If you look closely, you will see that these are nested lists. In the argument string_table you get a list which contains a list of words per line of the agent output. The lines are separated by sequences of spaces. Since our section contains only one word per line, the inner lists consist of only one entry each.

The following example makes the structure a little clearer:

local/lib/check_mk/base/plugins/agent_based/linux_usbstick.py
from .agent_based_api.v1 import *
import pprint

def parse_linux_usbstick(string_table):
    print("Number of lines: %d" % len(string_table))
    print("Number of words in first line: %d" % len(string_table[0]))
    print("Length of first word: %d" % len(string_table[0][0]))
    return string_table

register.agent_section(
    name = "linux_usbstick",
    parse_function = parse_linux_usbstick,
)

The output will look like this:

OMD[mysite]:~$ cmk -I myhost123
Number of lines: 3
Number of words in first line: 1
Length of first word: 36

For our example, we just need a simple list of device names, so we make our parse function unpack the single word from each line and package it into a nice new list:

def parse_linux_usbstick(string_table):
    parsed = []
    for line in string_table:
        parsed.append(line[0])
    pprint.pprint(parsed)
    return string_table

The debug output then looks like this (please look carefully, there are now only a single pair of square brackets):

['ata-APPLE_SSD_SM0512F_S1K5NYBF810191',
 'wwn-0x5002538655584d30']

For the parse function to be complete, we now need to remove the debug message and — very importantly — deliver the new result with return:

def parse_linux_usbstick(string_table):
    parsed = []
    for line in string_table:
        parsed.append(line[0])
    return parsed

Of course, from this point on, all of the relevant plug-ins must be able to work with the new data format.

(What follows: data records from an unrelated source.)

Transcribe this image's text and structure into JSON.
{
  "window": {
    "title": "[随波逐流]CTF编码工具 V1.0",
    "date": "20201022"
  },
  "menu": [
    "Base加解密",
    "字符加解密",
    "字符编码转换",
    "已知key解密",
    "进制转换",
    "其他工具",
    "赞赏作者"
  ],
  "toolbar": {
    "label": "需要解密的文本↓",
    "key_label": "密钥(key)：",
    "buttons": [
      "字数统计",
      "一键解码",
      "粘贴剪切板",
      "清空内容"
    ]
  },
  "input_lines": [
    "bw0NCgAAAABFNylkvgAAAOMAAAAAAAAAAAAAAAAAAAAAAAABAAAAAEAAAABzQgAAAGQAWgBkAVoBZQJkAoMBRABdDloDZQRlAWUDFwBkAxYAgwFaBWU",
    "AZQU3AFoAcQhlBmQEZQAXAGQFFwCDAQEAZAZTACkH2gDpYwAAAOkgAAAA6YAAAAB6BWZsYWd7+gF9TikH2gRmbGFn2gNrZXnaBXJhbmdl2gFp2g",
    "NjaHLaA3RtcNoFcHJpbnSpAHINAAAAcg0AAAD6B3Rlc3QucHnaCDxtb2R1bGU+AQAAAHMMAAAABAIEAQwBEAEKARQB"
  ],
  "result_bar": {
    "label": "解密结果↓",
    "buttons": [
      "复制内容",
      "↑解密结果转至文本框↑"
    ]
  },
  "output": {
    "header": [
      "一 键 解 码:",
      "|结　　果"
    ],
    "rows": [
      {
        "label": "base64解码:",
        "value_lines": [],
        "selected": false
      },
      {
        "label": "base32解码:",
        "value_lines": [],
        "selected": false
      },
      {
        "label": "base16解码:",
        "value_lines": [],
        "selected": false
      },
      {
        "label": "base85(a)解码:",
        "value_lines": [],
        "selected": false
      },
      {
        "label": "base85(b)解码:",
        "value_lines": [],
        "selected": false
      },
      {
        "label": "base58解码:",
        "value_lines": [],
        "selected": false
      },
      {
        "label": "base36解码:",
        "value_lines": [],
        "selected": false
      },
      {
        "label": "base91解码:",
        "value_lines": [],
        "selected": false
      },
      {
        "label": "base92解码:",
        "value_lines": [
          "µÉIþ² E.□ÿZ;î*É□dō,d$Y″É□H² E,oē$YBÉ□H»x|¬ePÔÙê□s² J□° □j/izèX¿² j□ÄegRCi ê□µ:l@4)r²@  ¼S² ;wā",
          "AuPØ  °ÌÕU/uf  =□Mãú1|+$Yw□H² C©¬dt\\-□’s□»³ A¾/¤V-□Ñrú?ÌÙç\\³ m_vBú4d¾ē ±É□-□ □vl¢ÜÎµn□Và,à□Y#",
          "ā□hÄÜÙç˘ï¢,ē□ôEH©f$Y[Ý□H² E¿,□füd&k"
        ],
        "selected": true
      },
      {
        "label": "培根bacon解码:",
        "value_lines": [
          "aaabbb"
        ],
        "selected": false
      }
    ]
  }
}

14. The outlook for the future

There are many more aspects and topics around the development of own plug-ins. Checkmk has many interfaces for custom extensions and is therefore very flexible. We are working on progressively describing these interfaces in the manual.

Should you have any questions or difficulties, our professional support and also the free forum are of course at your disposal.

15. Files and directories

local/lib/check_mk/base/plugins/agent_based

Location for self-written check plug-ins.

local/share/check_mk/web/plugins/wato

Storage location for your check parameter rule sets.

local/share/check_mk/web/plugins/metrics

Storage location for own metric definitions.

local/share/check_mk/web/plugins/perfometer

Storage location for own Perf-O-Meter definitions.

local/share/check_mk/mibs

Place SNMP MIB files here that are to be loaded automatically.

lib/check_mk/gui/plugins/wato/check_parameters

Here you will find the rule set definitions for all check plug-ins included in Checkmk.

lib/check_mk/gui/plugins/wato/utils/init.py

This file defines the groups of the setup interface in which you can store new rule sets.

lib/check_mk/gui/plugins/metrics/

Here you will find the metric definitions for the supplied plug-ins.

lib/check_mk/gui/plugins/metrics/unit.py

The predefined units for the metrics are in this file.

/usr/lib/check_mk_agent/plugins

This directory refers to a monitored Linux host. Here the Checkmk agent for Linux expects to find agent extensions (agent plug-ins).